Panel contract — /coauthorship/analyses/

Panel contract — /coauthorship/analyses/

One panel = one method = one agent = exactly THREE files. You may not create, edit, or delete anything else. No git commands. No pip install. No writes into _derived/.

experiments/coauthorship/analyses/<slug>.py    # compute (PEP-723 header, run with `uv run <slug>.py`)
assets/data/analyses/<slug>.json               # output of running your .py (committed)
assets/js/analyses/<slug>.js                   # render module (plain IIFE — NO ES modules)

Paths are relative to the repo root (your cwd is the worktree root). The shell page, the toolbar, all CSS, and the loader already exist — your JS registers into them.

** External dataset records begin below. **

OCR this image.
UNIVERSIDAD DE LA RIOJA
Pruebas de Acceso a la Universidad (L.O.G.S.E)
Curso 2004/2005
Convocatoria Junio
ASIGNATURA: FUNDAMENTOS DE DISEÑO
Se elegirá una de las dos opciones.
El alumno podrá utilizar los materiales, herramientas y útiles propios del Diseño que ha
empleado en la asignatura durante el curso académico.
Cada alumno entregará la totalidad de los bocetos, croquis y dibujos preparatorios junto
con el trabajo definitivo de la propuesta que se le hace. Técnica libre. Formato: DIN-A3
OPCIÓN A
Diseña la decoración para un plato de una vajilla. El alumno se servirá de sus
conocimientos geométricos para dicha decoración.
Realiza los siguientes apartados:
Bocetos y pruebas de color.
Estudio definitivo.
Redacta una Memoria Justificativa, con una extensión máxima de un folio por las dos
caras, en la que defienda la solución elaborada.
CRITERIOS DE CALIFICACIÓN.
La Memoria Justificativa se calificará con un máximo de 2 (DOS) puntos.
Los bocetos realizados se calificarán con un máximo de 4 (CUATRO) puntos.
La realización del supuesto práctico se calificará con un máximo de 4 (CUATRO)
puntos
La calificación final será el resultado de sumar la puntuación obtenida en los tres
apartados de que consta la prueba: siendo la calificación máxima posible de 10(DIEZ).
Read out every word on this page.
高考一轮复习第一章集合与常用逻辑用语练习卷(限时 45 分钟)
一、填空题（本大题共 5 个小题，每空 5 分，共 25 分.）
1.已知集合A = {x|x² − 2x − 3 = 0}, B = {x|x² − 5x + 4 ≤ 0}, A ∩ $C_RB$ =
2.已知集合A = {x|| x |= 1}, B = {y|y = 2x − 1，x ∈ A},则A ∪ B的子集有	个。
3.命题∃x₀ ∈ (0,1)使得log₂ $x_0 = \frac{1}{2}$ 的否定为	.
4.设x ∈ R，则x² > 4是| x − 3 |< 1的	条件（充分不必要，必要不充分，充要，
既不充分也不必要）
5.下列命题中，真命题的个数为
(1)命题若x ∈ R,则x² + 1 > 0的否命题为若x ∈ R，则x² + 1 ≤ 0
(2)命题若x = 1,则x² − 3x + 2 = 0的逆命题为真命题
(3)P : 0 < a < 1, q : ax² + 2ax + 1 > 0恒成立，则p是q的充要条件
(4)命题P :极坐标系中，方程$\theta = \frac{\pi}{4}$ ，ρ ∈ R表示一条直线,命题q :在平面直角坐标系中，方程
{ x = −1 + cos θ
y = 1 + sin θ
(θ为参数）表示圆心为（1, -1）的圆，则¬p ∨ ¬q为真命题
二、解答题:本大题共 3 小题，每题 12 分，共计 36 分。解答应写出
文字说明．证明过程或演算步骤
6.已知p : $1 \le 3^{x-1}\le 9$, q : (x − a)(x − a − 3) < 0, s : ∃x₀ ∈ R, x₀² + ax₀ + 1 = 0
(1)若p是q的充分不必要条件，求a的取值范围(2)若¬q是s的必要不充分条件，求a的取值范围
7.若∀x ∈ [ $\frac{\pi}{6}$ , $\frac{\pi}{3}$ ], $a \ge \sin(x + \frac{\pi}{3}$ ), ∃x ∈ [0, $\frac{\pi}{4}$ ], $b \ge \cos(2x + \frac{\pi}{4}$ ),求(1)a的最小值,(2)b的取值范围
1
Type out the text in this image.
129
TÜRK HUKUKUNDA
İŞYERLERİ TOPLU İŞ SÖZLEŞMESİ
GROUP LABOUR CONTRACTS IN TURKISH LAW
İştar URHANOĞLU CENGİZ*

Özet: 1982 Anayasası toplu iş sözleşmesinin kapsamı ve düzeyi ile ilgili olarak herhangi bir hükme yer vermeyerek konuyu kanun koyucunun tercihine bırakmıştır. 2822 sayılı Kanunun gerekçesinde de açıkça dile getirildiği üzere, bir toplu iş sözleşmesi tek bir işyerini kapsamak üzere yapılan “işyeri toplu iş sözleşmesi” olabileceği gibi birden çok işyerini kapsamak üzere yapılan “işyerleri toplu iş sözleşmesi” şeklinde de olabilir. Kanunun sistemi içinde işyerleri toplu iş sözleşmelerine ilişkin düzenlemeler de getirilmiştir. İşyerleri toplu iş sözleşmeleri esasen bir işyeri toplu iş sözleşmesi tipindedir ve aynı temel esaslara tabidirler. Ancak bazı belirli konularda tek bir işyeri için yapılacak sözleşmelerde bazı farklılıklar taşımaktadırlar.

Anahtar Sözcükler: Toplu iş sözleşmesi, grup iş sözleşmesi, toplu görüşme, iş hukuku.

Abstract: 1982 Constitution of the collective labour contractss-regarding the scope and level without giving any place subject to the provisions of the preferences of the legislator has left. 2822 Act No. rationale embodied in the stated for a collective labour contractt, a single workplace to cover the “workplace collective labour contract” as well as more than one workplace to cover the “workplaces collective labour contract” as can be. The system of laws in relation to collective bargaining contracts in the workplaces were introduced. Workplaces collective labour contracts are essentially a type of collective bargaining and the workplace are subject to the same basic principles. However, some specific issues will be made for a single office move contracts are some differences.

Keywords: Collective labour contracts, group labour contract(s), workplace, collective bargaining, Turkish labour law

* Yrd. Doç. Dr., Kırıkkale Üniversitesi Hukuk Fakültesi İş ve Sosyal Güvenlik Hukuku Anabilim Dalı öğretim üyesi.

Audience & voice (IMPORTANT)

The readers are the researchers IN this network — ML interpretability people (Bau lab, EleutherAI) and computational researchers. The page is partly an explainer of graph statistics for ML people. Your prose.how section teaches your method in 3-6 plain sentences, anchored to ML concepts they already know (embeddings, alignment across checkpoints/seeds, ablations, train/test, logits, attention maps). One good analogy beats three equations. Example register: “OMNI embeds every year’s graph into ONE shared space — the same trick as aligning latent spaces across model checkpoints, so a person’s movement between years is meaningful, not an artifact of each year being embedded separately.” Jargon terms are fine ONLY if introduced by the analogy. The full technical name + citation goes in prose.method (the collapsible “For the curious” footnote), nowhere else.

Python compute contract

Template (copy this header exactly; add per-method deps like hyppo or POT if needed):

# /// script
# requires-python = ">=3.10"
# dependencies = ["numpy", "networkx", "scikit-learn", "graspologic==3.4.4", "setuptools<81"]
# ///
"""<slug> — one line. Run: cd experiments/coauthorship/analyses && uv run <slug>.py"""
import json
from pathlib import Path
HERE = Path(__file__).resolve().parent
REPO = HERE.parents[2]
GRAPH = json.loads((REPO / "assets/data/coauthorship.json").read_text())
DERIVED = HERE / "_derived"     # papers.json / yearly.json / layers.json / tfidf.json (read-only)
OUT = REPO / "assets/data/analyses" / "<slug>.json"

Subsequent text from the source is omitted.